¿Qué va a pasar en Cataluña?, te preguntan fuera de España. Mi respuesta es clara: no habrá separatismo. Voluntad no les falta a quienes lo propugnan, que lo edulcoran de «desconexión» y manipulan la Constitución que ellos mismos rechazan y no respetan el reglamento del Parlamento que les ampara y les obliga. Un taimado modo de proceder que han reiterado a lo largo de esta última etapa. No es momento para rebobinar por qué se ha llegado a esta situación que, al menos, es ya reconocida como un problema político de primer orden. Ante la aprobación de la propuesta de la junta del Parlamento catalán, auspiciada por su presidenta, no caben matizaciones. Se trata de declarar solemnemente el inicio de un proyecto de creación del Estado catalán independiente en forma de república. La respuesta del Estado contra el que se pronuncian no puede ser otra que impedirla. Pero es un Estado de derecho y todos los poderes que lo conforman deben actuar conforme a él. Es su grandeza, que conviene recordar ante la gravedad del desafío que excita pasiones.
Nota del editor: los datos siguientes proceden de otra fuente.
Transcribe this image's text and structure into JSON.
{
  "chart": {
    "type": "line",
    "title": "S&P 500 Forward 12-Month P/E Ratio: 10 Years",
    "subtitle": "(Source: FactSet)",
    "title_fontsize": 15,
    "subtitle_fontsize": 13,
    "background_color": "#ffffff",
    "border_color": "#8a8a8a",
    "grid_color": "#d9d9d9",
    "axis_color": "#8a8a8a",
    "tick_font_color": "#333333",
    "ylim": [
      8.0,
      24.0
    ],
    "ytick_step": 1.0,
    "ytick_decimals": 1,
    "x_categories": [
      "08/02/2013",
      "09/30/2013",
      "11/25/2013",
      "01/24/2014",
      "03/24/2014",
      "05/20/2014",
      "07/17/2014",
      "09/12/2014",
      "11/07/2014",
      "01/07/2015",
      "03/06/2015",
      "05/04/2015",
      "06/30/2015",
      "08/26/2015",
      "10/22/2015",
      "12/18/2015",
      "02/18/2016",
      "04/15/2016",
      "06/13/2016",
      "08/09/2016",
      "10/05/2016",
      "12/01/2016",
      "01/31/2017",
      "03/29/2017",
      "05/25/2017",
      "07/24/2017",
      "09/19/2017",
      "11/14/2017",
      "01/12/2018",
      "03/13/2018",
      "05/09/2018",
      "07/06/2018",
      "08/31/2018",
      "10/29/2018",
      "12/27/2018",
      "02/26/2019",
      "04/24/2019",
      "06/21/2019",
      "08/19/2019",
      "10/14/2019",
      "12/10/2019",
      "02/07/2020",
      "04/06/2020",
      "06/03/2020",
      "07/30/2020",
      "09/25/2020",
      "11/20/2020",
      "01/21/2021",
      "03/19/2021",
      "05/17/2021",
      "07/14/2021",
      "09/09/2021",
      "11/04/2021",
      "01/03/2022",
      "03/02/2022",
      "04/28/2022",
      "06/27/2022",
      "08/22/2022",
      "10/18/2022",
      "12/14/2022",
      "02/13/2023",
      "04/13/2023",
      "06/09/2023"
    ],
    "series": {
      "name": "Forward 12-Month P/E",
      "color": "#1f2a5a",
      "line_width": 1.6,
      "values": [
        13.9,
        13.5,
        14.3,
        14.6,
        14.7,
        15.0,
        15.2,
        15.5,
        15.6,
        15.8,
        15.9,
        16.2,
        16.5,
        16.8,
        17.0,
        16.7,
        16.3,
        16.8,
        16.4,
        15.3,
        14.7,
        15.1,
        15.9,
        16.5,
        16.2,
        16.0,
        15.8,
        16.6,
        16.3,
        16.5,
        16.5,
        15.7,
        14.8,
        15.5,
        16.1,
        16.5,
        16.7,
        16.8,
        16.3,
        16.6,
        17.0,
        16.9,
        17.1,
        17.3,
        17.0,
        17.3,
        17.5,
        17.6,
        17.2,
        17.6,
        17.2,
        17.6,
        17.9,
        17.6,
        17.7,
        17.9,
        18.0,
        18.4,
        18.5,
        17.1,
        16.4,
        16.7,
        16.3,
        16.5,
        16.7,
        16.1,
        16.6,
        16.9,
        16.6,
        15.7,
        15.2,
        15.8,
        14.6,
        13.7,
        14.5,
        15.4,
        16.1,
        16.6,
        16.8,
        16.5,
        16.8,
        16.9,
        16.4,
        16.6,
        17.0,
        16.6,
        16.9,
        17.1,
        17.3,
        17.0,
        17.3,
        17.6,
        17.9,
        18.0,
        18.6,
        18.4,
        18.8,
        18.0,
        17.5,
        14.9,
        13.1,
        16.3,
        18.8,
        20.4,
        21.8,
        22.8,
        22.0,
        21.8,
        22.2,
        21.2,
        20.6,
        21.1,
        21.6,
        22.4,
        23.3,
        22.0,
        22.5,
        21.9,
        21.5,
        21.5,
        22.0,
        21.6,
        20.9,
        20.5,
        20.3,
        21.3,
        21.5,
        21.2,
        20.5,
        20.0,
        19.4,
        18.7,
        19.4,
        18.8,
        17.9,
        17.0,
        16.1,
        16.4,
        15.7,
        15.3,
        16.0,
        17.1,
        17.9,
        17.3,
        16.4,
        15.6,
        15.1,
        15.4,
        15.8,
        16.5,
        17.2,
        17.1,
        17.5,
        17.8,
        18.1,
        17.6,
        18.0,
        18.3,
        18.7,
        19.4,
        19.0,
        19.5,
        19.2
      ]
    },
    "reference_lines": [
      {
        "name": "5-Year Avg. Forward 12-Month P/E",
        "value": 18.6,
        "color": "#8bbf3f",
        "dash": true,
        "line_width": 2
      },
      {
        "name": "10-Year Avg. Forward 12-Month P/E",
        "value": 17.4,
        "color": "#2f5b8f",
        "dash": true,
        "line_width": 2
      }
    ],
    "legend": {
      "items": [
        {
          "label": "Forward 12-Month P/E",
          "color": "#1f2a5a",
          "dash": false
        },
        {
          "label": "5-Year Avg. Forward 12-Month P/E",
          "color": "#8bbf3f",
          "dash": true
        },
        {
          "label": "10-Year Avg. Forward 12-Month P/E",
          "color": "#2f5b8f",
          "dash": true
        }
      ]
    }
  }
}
Cada uno de los órganos del Estado ha de ejercer sus competencias, sin retrasos, sin atajos, ni componendas. Viene esto último a cuento del auto del Tribunal Constitucional por el que se desestima el recurso de amparo presentado por los diputados del PP, Ciudadanos y PSC en cuanto a la suspensión del citado acuerdo de la junta del Parlamento catalán adoptado antes del registro del grupo parlamentario del PP. Invocaron que les cercenaba el derecho a acceder en condiciones de igualdad a funciones públicas. La vía elegida no era la adecuada, y discutible que pudieran alegarla Ciudadanos y PSC. Se trataría de un asunto de legalidad. En el fondo, como reconoce el tribunal, rebasa la función del recurso de amparo al promover un control de constitucionalidad de una resolución que no se ha adoptado y cuyo contenido final se desconoce. Por eso, el tribunal debería haber declarado la inadmisión del recurso. El resultado habría sido el mismo.
Lo que tiene que hacer el tribunal es resolver, con los fundamentos correspondientes, si lo que se pretende es o no conforme a derecho, incluida la forma. Sobran las demás consideraciones sobre lo que hará en el futuro, así como recordar al Parlamento sus deberes. Da pie a pensar en una actitud política, contentando a unos admitiendo el recurso, y a otros rechazando la suspensión, al tiempo que los tranquiliza asegurándoles que tiene la última palabra. Lo mismo hizo en el 2014, cuando además de declarar inconstitucional una declaración sobre el derecho a decidir del pueblo de Cataluña, advirtió que no lo sería si no lo vinculaba al principio de soberanía. Tampoco se preocupó de que se ejecutara esa sentencia que hubiera evitado el 9N. La suspensión del acuerdo del Parlamento catalán es automática con el recurso del Gobierno. Merece el respaldo de las fuerzas políticas, sin cálculos electoralistas. No será el final; pero ahora el arma principal es la fuerza del derecho.